History Channel’s Mike Wolfe and Frank Fritz of “American Pickers” apparently know their business. They’ve dug for antiques in overgrown barns and garages all over the country, and for the last few weeks the pickers have been neck deep in the history-laden Mohawk Valley.
Their search for bargain relics culminated at a run-down warehouse at the end of Eagle Street in Amsterdam on Wednesday.
“They called it a mega pick,” said Noreen Walter, who is taking care of the place for her mother. “We were there from nine in the morning to nine at night. There was too much for them to see in one day.”
Walter’s father, Charles Skee, ran Amsterdam Wrecking and Salvage for many years before he died last October.
Wrecking was the moneymaker, but with three buildings full of artifacts, rescuing history from the wreckage was his passion.
“Since my father passed, we’ve been trying to clean things up,” Walter said. “We needed to sell and get rid of things so Mom can pay taxes and carry on.”
One building was so jam-packed with potential treasures Wolfe and Fritz had to climb into the second-story window on an old wooden ladder.

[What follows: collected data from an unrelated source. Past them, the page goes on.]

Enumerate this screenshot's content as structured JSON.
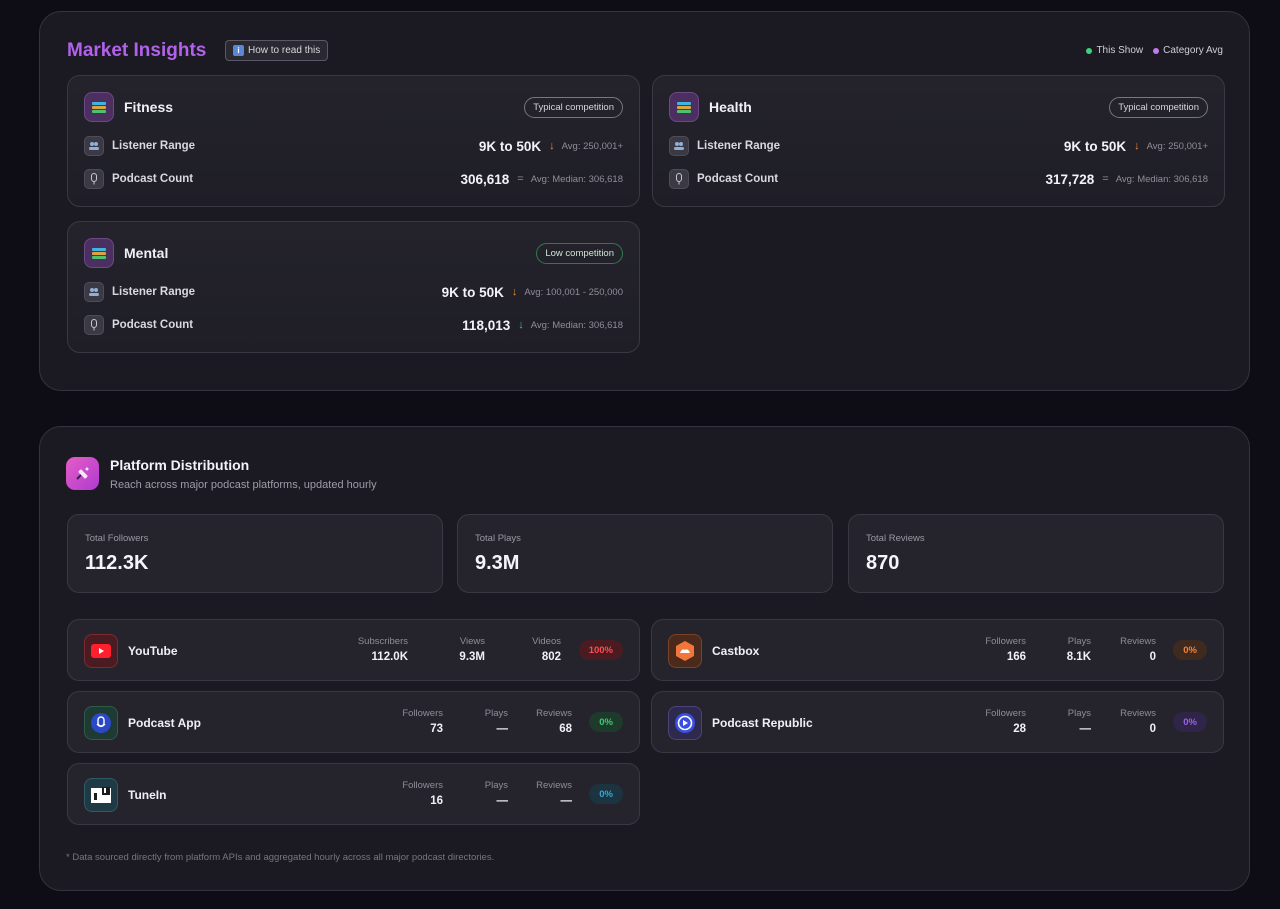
{
  "market": {
    "title": "Market Insights",
    "help_label": "How to read this",
    "legend": [
      {
        "label": "This Show",
        "color": "#3fd07f"
      },
      {
        "label": "Category Avg",
        "color": "#c07ae8"
      }
    ],
    "categories": [
      {
        "name": "Fitness",
        "competition": "Typical competition",
        "listener_label": "Listener Range",
        "listener_value": "9K to 50K",
        "listener_trend": "↓",
        "listener_avg": "Avg: 250,001+",
        "podcast_label": "Podcast Count",
        "podcast_value": "306,618",
        "podcast_trend": "=",
        "podcast_avg": "Avg: Median: 306,618"
      },
      {
        "name": "Health",
        "competition": "Typical competition",
        "listener_label": "Listener Range",
        "listener_value": "9K to 50K",
        "listener_trend": "↓",
        "listener_avg": "Avg: 250,001+",
        "podcast_label": "Podcast Count",
        "podcast_value": "317,728",
        "podcast_trend": "=",
        "podcast_avg": "Avg: Median: 306,618"
      },
      {
        "name": "Mental",
        "competition": "Low competition",
        "listener_label": "Listener Range",
        "listener_value": "9K to 50K",
        "listener_trend": "↓",
        "listener_avg": "Avg: 100,001 - 250,000",
        "podcast_label": "Podcast Count",
        "podcast_value": "118,013",
        "podcast_trend": "↓",
        "podcast_avg": "Avg: Median: 306,618"
      }
    ]
  },
  "platform": {
    "title": "Platform Distribution",
    "subtitle": "Reach across major podcast platforms, updated hourly",
    "totals": [
      {
        "label": "Total Followers",
        "value": "112.3K"
      },
      {
        "label": "Total Plays",
        "value": "9.3M"
      },
      {
        "label": "Total Reviews",
        "value": "870"
      }
    ],
    "platforms": [
      {
        "name": "YouTube",
        "s1_label": "Subscribers",
        "s1_value": "112.0K",
        "s2_label": "Views",
        "s2_value": "9.3M",
        "s3_label": "Videos",
        "s3_value": "802",
        "pct": "100%",
        "pct_color": "#ff4d4d",
        "logo": "youtube-logo"
      },
      {
        "name": "Castbox",
        "s1_label": "Followers",
        "s1_value": "166",
        "s2_label": "Plays",
        "s2_value": "8.1K",
        "s3_label": "Reviews",
        "s3_value": "0",
        "pct": "0%",
        "pct_color": "#f2843a",
        "logo": "castbox-logo"
      },
      {
        "name": "Podcast App",
        "s1_label": "Followers",
        "s1_value": "73",
        "s2_label": "Plays",
        "s2_value": "—",
        "s3_label": "Reviews",
        "s3_value": "68",
        "pct": "0%",
        "pct_color": "#3ec97a",
        "logo": "podcast-app-logo"
      },
      {
        "name": "Podcast Republic",
        "s1_label": "Followers",
        "s1_value": "28",
        "s2_label": "Plays",
        "s2_value": "—",
        "s3_label": "Reviews",
        "s3_value": "0",
        "pct": "0%",
        "pct_color": "#9b63e6",
        "logo": "podcast-republic-logo"
      },
      {
        "name": "TuneIn",
        "s1_label": "Followers",
        "s1_value": "16",
        "s2_label": "Plays",
        "s2_value": "—",
        "s3_label": "Reviews",
        "s3_value": "—",
        "pct": "0%",
        "pct_color": "#3aa6d6",
        "logo": "tunein-logo"
      }
    ],
    "footnote": "* Data sourced directly from platform APIs and aggregated hourly across all major podcast directories."
  }
}
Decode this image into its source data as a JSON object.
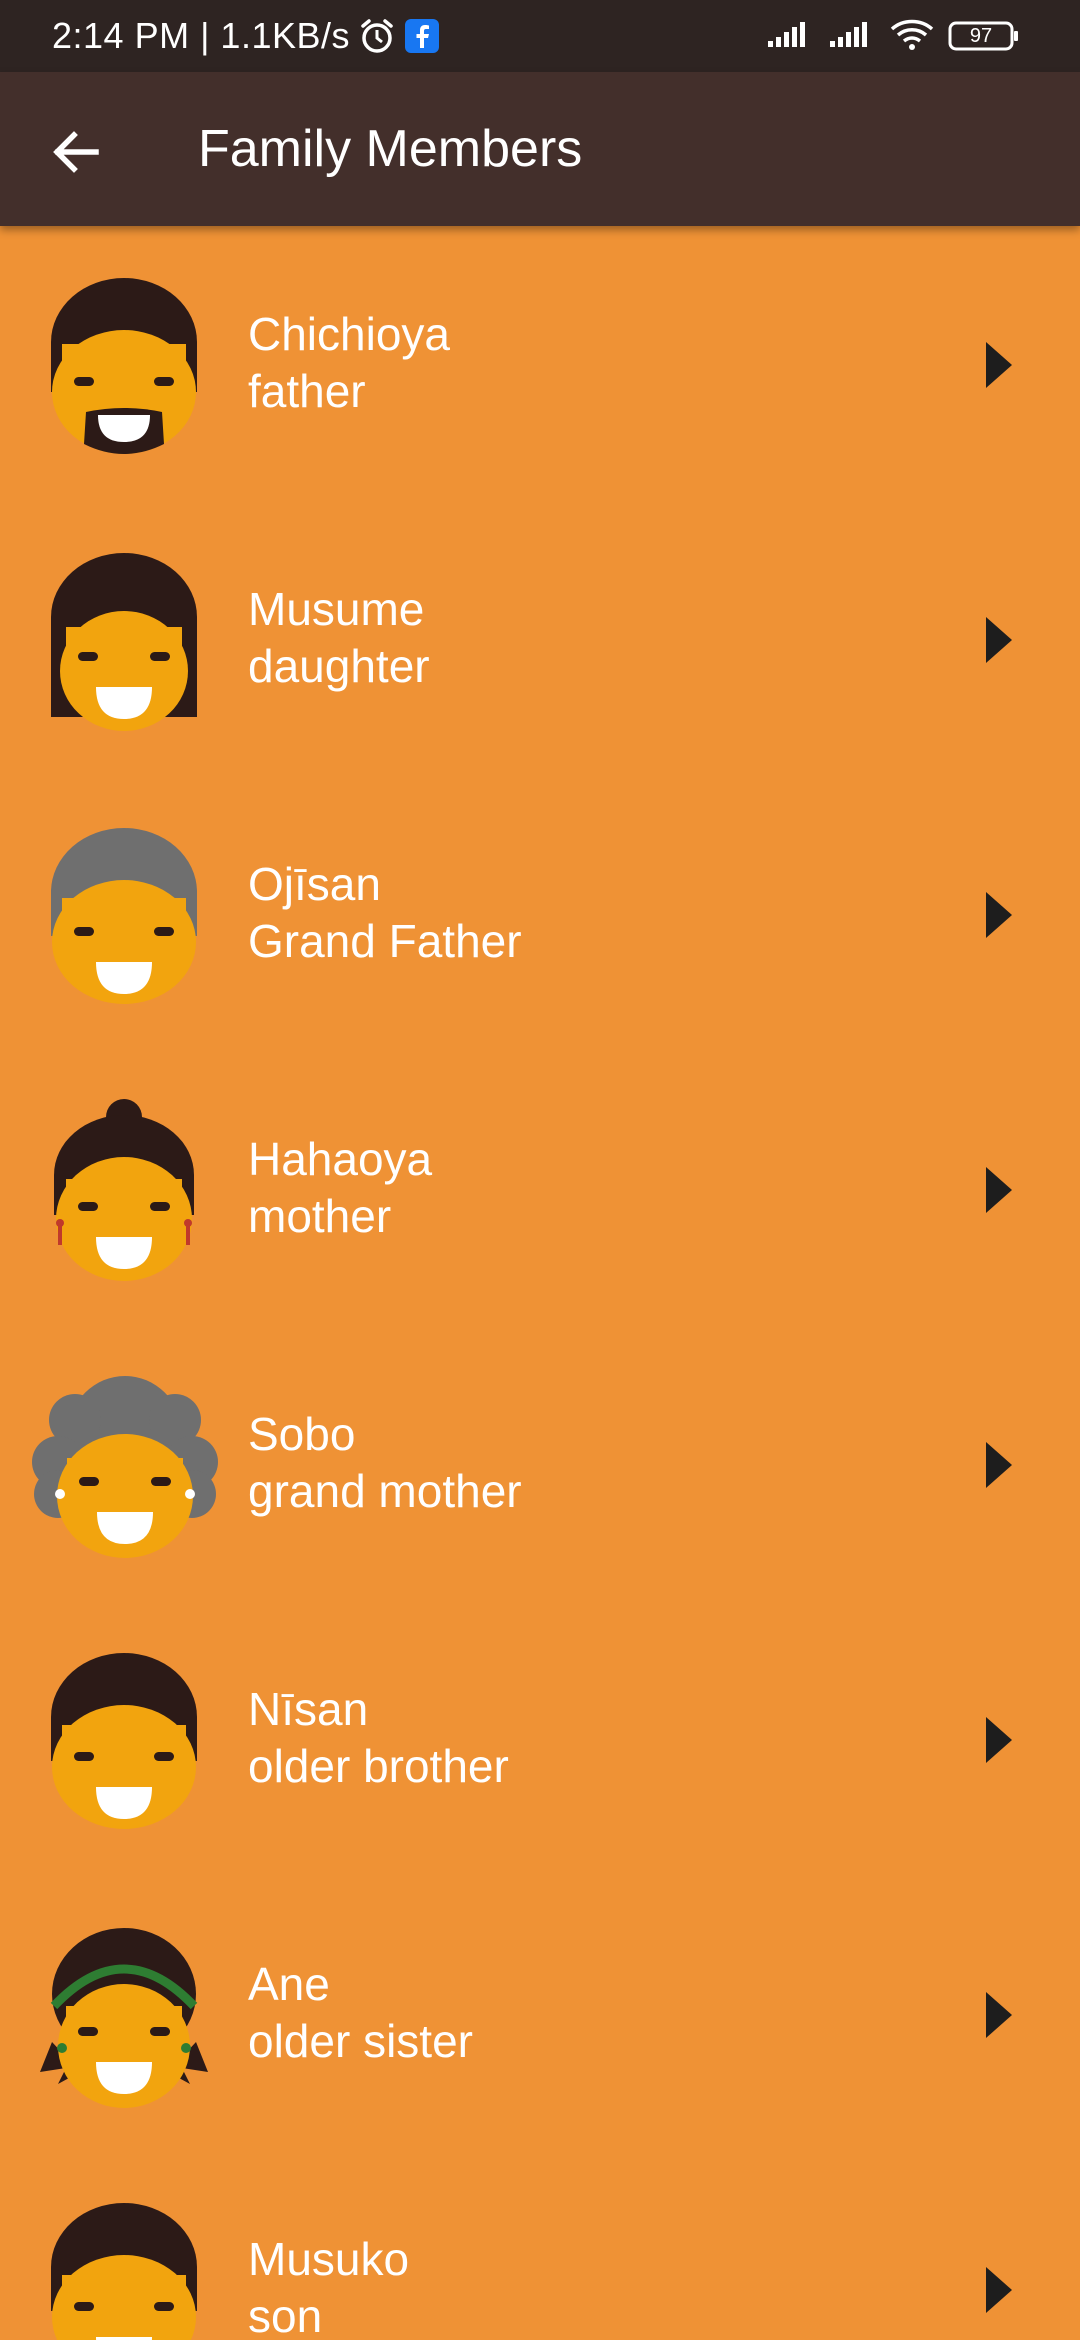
{
  "status_bar": {
    "time_text": "2:14 PM | 1.1KB/s",
    "battery": "97",
    "icons": [
      "alarm-icon",
      "facebook-icon",
      "signal-icon",
      "signal-icon",
      "wifi-icon",
      "battery-icon"
    ]
  },
  "app_bar": {
    "title": "Family Members",
    "back_icon": "arrow-left-icon"
  },
  "members": [
    {
      "name": "Chichioya",
      "translation": "father",
      "avatar": "father-face"
    },
    {
      "name": "Musume",
      "translation": "daughter",
      "avatar": "daughter-face"
    },
    {
      "name": "Ojīsan",
      "translation": "Grand Father",
      "avatar": "grandfather-face"
    },
    {
      "name": "Hahaoya",
      "translation": "mother",
      "avatar": "mother-face"
    },
    {
      "name": "Sobo",
      "translation": "grand mother",
      "avatar": "grandmother-face"
    },
    {
      "name": "Nīsan",
      "translation": "older brother",
      "avatar": "older-brother-face"
    },
    {
      "name": "Ane",
      "translation": "older sister",
      "avatar": "older-sister-face"
    },
    {
      "name": "Musuko",
      "translation": "son",
      "avatar": "son-face"
    }
  ],
  "colors": {
    "background": "#EF9235",
    "app_bar": "#432F2B",
    "status_bar": "#2E2422",
    "face": "#F2A40E",
    "hair_dark": "#2C1A17",
    "hair_gray": "#6F6F6F",
    "text": "#FFFFFF"
  }
}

They bought all sorts of thing, from jugs to signs to light fixtures, allowing Walter to practice her haggling skills.
“They made some good offers,” she said. “We’d rather take that than let things sit in a warehouse and go to dust.”
But the pickers are in the television business, so they deal in stories as much as antiques and Skee’s warehouse has quite a narrative.
“My father was a self-made man,” Walter said. “He didn’t even finish high school and every one of his five kids went to college.”
Charles Skee had to drop out of school when the family house burned down and he had to start working.
“They lived penny to penny for a long time,” she said.
Just a month after he joined the Marine Corps for the free food and shelter, the Japanese attacked Pearl Harbor and he was shipped off to the Pacific Coast.
When Skee returned home, he built the wrecking company into a successful business, but his past stuck with him.
“Dad was loath to let things go,” she said. “I think it was because he had so little growing up.”
It was that hard-knock story of the American dream that led to Wednesday’s pick.
“American Pickers” found out about Skee’s place from Don Rittner, Schenectady County historian and commissioner of the Schenectady film commission. Rittner contacted “American Pickers” — his favorite show — when he heard they were coming to upstate New York.
Rittner was familiar with Skee’s place from 2006 when local volunteers were building the Onrust, a replica of a 17th century Dutch ship. Rittner was in charge of procuring the lead ballast to fill the keel.
“I heard about this place in Amsterdam,” he said. “There was so much stuff, there were no aisles. I had to just climb over things.”
He bought the lead and never saw Skee again, but his story and all the history in his warehouse stuck in his mind.
“Charlie was a tough negotiator,” he said, “I remember when I was trying to buy lead. He drove a hard bargain. The pickers would have loved him.”
The pickers headed south Thursday morning, asking Walter if they could come back next year.
There is no information yet on when the upstate “American Pickers” episodes will run.